Foundations and Frontiers: Operations Research for Large Language Model Inference

Events Research Seminars Foundations and Frontiers: Operations Research for Large Language Model Inference

Large Language Model (LLM) inference involves the computational techniques and strategies used to process input prompts and generate responses through a large language model. This field intersects significantly with online optimization, particularly in areas like online batching, scheduling, and resource allocation, making it a topic of keen interest to the OR/OM community. In this talk, I will introduce a foundational model for managing computational tasks on a single GPU, focusing on reducing redundant computations through a special memory-saving mechanism. This mechanism temporarily stores information from each word the model processes into the KV (key-value) cache to avoid recalculating it repeatedly. However, as more words are processed, this storage can quickly reach its limit. When this happens, the system incurs substantial extra costs by reprocessing tasks. We optimize batching and scheduling strategies to manage KV cache memory usage and minimize the inference latency to improve efficiency and sustainability.

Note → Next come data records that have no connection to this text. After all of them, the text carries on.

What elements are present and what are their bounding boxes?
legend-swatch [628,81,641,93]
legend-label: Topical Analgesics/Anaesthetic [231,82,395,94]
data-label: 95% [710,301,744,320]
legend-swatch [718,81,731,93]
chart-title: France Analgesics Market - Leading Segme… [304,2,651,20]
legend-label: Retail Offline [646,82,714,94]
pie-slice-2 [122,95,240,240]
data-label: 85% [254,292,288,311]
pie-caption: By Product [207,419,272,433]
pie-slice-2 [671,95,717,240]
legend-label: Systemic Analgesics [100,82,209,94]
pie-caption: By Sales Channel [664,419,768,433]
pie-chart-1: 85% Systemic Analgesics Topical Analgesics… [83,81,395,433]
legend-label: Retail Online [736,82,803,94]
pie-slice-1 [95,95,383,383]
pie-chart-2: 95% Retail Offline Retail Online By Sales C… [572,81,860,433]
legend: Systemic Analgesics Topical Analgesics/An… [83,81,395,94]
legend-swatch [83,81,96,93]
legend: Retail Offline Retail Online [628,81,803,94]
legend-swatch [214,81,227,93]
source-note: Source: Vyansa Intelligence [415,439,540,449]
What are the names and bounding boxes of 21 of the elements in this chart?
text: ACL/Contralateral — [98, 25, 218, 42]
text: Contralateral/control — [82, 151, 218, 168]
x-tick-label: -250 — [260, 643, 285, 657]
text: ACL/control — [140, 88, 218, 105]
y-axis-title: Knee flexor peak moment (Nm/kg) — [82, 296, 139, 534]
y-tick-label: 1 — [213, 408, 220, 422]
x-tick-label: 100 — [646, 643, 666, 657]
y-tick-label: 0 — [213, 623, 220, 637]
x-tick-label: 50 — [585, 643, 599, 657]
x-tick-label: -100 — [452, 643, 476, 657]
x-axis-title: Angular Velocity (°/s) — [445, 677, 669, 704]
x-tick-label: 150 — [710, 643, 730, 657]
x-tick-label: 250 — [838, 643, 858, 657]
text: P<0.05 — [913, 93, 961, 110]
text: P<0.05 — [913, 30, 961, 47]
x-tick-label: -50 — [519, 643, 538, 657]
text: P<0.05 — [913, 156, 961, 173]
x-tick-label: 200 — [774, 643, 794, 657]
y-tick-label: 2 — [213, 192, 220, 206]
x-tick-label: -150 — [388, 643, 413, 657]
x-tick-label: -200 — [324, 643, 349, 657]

We address this challenge by first analyzing a semi-online model, where all prompts arrive initially and must be processed sequentially. For this case, we develop a polynomial-time algorithm that achieves exact optimality. Next, we examine the fully online setting with sequential prompt arrivals. For adversarial sequences, we demonstrate that no algorithm can achieve a constant competitive ratio. For stochastic arrivals, we present a fast algorithm that guarantees constant regret, using a novel framework based on compensated coupling to prove it. Finally, Using the Vidur simulator on a public conversation dataset, we compare our algorithm to benchmark algorithms on 2 linked A100 GPUs with the Llama-70B model. After optimizing benchmark parameters, we find that in high-demand scenarios, our algorithm’s average latency grows only one-third as fast as the best benchmark, and in low-demand cases, only one-eighth as fast.